Linear transformations in infinite dimensional vector spaces If we look at an $n$ - dimensional vector space $V$ and a linear transformation 
\begin{equation}
T : V \to V, \quad x \mapsto Tx \quad \forall \, x \in V
\end{equation}
then given a choice of basis for $V$ one can represent $T$ in terms of a $n \times n$ matrix $A_T = A_T(i,j)$
Is this also the case for linear transformations on infinite - dimensional vector spaces, where we replace the matrix $A_T$ by an integral ?
In particular, since differentiation is a linear map, that would mean differentiation can be written in the form of an integral ... I realize this is either a dumb question (because it is obviously wrong) or it is some classic result I haven't found yet. In both cases it would be great to get some reference where I can learn more about it, many thanks!
 A: The axiom of choice is equivalent to the assertion that any vector space (no matter how large) has a basis. Given a choice of basis of an arbitrary vector space $V$, one can represent a linear transformation $T : V \to V$ using an infinite row-finite matrix (this means that only finitely many entries in each row are nonzero). 
However, in practice this is not useful, since most infinite-dimensional vector spaces (such as the space of smooth functions on $\mathbb{R}$, for example) are huge and don't have reasonable bases. To study these, we instead introduce a topology, and then we do functional analysis instead of linear algebra.
Three additional comments:


*

*In most contexts, the easiest way to describe differentiation is as differentiation. 

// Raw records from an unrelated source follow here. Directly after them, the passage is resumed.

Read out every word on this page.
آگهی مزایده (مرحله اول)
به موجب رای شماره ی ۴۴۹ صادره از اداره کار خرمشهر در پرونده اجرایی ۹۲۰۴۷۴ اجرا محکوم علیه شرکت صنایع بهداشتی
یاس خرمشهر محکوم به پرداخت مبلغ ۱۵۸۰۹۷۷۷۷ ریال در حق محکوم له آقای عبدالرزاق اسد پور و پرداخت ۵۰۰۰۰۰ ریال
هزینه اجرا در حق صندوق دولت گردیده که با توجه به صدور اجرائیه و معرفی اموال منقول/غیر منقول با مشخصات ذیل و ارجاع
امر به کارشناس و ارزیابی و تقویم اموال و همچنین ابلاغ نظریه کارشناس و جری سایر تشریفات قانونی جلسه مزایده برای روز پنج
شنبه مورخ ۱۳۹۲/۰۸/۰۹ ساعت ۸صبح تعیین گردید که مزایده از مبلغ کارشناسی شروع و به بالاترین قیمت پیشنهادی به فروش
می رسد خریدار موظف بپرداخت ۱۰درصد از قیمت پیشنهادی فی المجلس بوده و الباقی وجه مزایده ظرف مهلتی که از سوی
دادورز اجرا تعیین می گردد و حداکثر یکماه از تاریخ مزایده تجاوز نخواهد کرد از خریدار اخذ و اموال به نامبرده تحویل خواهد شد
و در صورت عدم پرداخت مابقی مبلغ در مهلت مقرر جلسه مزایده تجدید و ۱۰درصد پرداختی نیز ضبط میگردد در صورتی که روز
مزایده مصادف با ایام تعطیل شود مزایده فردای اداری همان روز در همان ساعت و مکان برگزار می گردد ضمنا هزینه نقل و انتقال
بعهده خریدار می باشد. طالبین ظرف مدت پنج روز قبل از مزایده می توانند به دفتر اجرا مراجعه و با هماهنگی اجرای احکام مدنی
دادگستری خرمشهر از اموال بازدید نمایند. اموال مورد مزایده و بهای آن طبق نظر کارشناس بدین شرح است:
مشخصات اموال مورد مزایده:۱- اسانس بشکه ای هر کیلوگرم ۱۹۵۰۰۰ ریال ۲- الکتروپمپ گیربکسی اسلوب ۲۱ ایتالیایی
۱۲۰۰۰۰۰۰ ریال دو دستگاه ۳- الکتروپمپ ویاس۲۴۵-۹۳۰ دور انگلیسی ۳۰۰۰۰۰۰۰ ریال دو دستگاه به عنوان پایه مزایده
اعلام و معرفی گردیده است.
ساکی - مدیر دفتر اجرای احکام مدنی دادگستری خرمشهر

*However, in complex analysis, differentiation actually is an integral, thanks to the Cauchy integral formula. 

*For some $V$ one can talk about integral operators which on the one hand are a useful generalization of matrices but on the other hand do not represent all operators one might care about. In the examples I know about, integral operators are compact, for example, and differentiation usually is not; it's generally not even continuous!